But if oil production keeps growing rapidly, real pollution will keep rising, even if each barrel becomes cleaner. (In fact, that's exactly the trajectory we've seen in the oilsands since 1990.)
The currency that matters to the environment is absolute emissions over time, and intensity targets for the fast-growing oilsands almost certainly mean that the oilsands sector's emissions won't drop anytime soon. That wouldn't necessarily be a problem if other sectors, or other parts of the economy, were going to pick up the slack — but as noted above, that's a hard case to make to either other industry sectors or to Canada's consumers.
What is the likely result of weighing these political tradeoffs? One option would be to show real leadership by adopting policies strong enough to hit our target. But in a world where the oilsands are encouraged to keep growing, a more likely result is that their "needs" set the bar — a low one — for the rest of Canada's industrial sectors.
In the real world, intensity targets for all heavy industry sectors is exactly what every federal government climate plan in Canada (Liberal or Conservative) has proposed. Each time, environmentalists dismiss the plans as flawed as soon as they're announced; so far, none of those plans has actually gone into effect.
It looks like we're now stepping back on to the same merry-go-round for one more ride. Environment Minister Peter Kent says he plans to set intensity targets for the oil and gas sector, although he has yet to provide any details about the timing or design of these regulations.
Crossing the border
The oilsands' long shadow isn't just visible in Canada's domestic climate policy; instead, it has crept across our borders to shape our foreign policy too.
It's well known that the emissions produced by separating oil from sand make the resulting product "dirtier" from a climate perspective, than conventional oil produced in North America. So if other countries start choosing cleaner fuels over dirtier ones, the oilsands' product could lose out to lower-emission competitors.
To a government that wanted the oilsands to keep expanding as fast as they possibly could, policies that required other countries to clean up their fuels wouldn't be considered environmental victories. Instead, those policies would represent potential threats to the oil industry's export market.

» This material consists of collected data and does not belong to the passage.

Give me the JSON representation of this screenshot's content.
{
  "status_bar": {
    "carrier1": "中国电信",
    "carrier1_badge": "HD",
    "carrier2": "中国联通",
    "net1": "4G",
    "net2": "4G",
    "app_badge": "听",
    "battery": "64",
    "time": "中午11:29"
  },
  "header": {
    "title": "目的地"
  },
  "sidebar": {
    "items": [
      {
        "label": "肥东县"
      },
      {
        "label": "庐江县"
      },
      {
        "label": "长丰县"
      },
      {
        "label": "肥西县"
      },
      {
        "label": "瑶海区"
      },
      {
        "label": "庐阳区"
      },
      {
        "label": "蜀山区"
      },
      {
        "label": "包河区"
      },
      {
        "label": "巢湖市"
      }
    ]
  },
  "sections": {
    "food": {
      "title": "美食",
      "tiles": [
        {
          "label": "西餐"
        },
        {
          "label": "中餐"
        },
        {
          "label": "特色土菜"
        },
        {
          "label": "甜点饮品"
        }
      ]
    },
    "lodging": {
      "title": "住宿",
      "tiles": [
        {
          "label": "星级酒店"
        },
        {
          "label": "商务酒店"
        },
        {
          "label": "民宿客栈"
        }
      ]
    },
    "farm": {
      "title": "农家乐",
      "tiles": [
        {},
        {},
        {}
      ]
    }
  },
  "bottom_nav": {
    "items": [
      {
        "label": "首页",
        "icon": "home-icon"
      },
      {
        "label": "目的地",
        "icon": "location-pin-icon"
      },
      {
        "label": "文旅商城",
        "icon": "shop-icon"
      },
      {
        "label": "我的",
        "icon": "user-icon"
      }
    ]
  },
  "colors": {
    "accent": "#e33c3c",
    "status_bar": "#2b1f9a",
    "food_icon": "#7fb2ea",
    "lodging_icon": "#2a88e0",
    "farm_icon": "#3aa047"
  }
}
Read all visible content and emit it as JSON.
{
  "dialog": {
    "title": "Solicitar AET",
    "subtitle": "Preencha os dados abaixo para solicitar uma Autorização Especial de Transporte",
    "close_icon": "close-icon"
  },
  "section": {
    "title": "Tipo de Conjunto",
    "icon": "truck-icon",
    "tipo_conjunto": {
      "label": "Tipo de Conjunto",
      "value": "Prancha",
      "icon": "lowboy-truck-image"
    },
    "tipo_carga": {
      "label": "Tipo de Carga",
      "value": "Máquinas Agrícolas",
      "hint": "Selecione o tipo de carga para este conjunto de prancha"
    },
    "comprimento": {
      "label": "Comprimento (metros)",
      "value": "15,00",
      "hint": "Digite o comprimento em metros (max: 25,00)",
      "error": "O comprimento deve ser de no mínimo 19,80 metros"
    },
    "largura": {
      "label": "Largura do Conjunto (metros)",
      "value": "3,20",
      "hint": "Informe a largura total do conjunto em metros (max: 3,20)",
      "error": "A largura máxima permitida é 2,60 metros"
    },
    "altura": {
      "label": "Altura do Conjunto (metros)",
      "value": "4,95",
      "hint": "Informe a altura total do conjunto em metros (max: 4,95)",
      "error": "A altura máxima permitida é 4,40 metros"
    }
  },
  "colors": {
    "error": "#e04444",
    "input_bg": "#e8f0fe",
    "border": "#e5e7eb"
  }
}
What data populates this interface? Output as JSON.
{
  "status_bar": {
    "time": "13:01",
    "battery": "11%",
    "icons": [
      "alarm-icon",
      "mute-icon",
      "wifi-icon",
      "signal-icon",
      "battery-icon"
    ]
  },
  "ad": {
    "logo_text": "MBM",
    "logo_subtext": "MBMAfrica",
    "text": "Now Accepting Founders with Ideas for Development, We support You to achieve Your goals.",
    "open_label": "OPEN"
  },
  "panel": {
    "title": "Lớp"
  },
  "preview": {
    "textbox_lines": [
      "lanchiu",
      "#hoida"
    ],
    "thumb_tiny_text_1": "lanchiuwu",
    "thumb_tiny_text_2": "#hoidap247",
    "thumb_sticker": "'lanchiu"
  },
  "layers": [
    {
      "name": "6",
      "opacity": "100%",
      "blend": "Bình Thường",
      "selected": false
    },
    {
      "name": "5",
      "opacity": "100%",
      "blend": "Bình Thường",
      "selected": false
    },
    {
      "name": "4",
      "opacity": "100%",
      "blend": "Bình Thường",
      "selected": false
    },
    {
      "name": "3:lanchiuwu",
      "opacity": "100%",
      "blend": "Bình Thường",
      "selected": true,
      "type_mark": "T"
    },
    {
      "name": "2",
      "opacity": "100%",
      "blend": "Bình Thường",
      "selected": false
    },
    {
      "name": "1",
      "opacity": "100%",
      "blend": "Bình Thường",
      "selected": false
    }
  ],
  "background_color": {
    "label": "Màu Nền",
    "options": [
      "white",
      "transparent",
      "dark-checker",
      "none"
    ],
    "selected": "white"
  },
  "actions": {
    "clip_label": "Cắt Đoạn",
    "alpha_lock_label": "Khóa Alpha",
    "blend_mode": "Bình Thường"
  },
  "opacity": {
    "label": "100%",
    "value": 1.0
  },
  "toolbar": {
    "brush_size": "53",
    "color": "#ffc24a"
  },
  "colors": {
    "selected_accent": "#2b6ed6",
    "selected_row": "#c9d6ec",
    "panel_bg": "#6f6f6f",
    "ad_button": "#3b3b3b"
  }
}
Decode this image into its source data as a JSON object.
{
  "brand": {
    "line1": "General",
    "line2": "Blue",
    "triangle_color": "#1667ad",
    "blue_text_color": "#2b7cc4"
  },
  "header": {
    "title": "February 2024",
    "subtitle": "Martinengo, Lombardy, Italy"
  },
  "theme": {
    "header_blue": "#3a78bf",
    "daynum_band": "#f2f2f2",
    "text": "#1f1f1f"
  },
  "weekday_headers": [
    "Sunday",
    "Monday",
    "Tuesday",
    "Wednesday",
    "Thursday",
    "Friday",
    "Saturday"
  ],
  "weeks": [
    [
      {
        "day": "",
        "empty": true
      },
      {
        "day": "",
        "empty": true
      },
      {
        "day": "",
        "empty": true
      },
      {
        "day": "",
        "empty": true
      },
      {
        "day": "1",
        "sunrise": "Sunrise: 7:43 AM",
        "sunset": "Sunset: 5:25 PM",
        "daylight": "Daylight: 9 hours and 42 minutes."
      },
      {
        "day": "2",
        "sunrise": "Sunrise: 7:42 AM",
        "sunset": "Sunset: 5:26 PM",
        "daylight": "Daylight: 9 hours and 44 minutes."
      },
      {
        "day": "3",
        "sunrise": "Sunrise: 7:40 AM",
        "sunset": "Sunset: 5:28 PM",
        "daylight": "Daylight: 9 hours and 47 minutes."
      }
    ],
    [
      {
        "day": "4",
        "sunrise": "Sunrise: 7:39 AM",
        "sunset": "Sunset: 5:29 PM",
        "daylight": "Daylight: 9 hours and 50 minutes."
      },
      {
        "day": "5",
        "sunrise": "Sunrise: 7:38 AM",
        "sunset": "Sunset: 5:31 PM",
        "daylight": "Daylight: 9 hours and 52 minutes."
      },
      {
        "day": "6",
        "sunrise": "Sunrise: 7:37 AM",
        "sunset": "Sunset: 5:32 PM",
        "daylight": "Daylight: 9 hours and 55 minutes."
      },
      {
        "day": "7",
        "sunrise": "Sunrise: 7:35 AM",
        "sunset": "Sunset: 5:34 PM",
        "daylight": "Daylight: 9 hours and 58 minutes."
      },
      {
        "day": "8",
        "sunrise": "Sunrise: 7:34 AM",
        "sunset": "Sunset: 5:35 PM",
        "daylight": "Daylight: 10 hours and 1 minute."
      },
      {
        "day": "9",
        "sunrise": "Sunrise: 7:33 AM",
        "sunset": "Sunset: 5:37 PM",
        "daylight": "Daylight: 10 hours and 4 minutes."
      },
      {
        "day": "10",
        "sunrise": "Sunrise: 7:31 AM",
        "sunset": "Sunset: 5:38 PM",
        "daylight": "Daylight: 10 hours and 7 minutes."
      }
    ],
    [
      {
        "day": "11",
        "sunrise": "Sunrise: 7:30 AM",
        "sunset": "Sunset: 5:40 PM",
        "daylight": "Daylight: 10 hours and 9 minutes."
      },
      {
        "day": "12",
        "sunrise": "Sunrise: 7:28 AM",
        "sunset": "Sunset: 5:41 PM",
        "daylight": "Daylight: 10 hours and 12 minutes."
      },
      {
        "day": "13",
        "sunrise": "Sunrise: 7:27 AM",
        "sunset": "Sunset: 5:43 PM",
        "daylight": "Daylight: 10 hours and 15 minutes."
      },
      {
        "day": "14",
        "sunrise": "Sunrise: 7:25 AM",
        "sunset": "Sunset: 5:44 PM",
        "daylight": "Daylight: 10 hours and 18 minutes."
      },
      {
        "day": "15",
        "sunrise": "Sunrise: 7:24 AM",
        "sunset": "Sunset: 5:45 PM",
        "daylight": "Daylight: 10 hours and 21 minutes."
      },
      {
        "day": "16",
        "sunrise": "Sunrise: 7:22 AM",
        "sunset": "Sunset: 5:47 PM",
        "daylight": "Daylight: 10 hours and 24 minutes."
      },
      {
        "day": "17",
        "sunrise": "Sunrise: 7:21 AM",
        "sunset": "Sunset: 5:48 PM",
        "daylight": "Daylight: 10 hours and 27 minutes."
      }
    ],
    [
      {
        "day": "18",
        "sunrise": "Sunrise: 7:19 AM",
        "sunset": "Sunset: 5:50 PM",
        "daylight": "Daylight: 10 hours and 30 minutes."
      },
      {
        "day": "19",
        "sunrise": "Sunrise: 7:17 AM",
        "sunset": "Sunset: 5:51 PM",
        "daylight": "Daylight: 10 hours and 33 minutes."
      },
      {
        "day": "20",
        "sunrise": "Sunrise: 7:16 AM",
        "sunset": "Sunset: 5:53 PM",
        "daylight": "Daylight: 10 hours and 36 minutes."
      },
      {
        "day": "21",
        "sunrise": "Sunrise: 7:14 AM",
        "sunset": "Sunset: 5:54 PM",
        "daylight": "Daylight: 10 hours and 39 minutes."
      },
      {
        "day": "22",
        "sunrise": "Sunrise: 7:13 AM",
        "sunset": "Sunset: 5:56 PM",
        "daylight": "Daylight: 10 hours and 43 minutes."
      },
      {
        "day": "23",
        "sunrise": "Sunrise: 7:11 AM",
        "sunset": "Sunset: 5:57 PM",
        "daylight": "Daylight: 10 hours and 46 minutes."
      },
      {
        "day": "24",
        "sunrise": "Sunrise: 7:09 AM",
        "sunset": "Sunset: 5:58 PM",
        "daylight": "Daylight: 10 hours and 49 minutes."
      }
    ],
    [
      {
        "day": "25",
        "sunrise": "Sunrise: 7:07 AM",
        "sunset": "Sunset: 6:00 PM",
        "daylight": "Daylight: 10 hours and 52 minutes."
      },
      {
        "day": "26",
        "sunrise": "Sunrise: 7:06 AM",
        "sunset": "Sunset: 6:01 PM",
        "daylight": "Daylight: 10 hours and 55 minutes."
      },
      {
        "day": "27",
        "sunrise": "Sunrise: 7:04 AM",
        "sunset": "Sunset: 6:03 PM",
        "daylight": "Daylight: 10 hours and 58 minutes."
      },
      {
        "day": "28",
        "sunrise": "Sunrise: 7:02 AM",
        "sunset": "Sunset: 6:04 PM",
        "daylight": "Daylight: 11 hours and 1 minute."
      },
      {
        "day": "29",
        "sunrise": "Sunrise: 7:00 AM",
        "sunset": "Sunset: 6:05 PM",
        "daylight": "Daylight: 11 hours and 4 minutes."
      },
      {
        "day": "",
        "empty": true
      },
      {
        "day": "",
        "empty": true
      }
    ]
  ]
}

I wish this were only a hypothetical risk, but it's not. Through Access to Information requests, our organization and others have documented attempts by Canadian officials to undermine policies supporting cleaner fuels in the U.S. (in Washington and California) and the EU, arguing that oil from the oilsands deserves to be treated the same way as any other oil. They don't do this alone: the Government of Alberta is engaged in the same game, and of course, so are some oilsands companies and lobbyists.
Taking a different road
Imagine if we had put our eggs into a different basket. Instead of pouring billions and billons of dollars into tar, picture a Canada that had invested in engineering, manufacturing and selling solar panels.
Rather than fearing the green choices other countries make, we would celebrate them. The more jurisdictions decided to tackle climate change, the more potential customers our solar panel makers would have to sell to, and the more engineering and sales jobs we create. In fact, our government might decide to take on more ambitious action at home as a means of leading by example. If we inspired others to follow suit, we'd increase our solar panel profits.
In Canada's solar-panel-driven economy, good climate policy wouldn't just be the right thing to do; it would also become a premiere way to enhance Canada's competitive advantage.
Recent choices by the federal government suggest that it sees oil, not clean technology, as Canada's economic ace in the hole. That would explain Ottawa's decisions to support carbon capture and storage technology — which aims at allowing fossil fuel production to reduce its greenhouse gas emissions — while cutting back on federal investments in renewable energy and energy efficiency.
A risky bet
At a time when U.S. lawmakers face tough obstacles in any attempt to reduce greenhouse gas emissions, Canada's oil-friendly stance might seem like the most rational option.
(Of course, failing to take ambitious action to tackle climate change is far from "risk-free," even from the perspective of allowing more oilsands expansion. For example, in its consideration of the proposed Keystone XL pipeline, the U.S. Environmental Protection Agency has asked for more information about the Government of Alberta's plans to reduce greenhouse gas emissions from the oilsands. If Alberta had better news to share about its effectiveness in cutting those emissions, its chances of persuading U.S. decision-makers to allow the pipeline to proceed would almost certainly improve.)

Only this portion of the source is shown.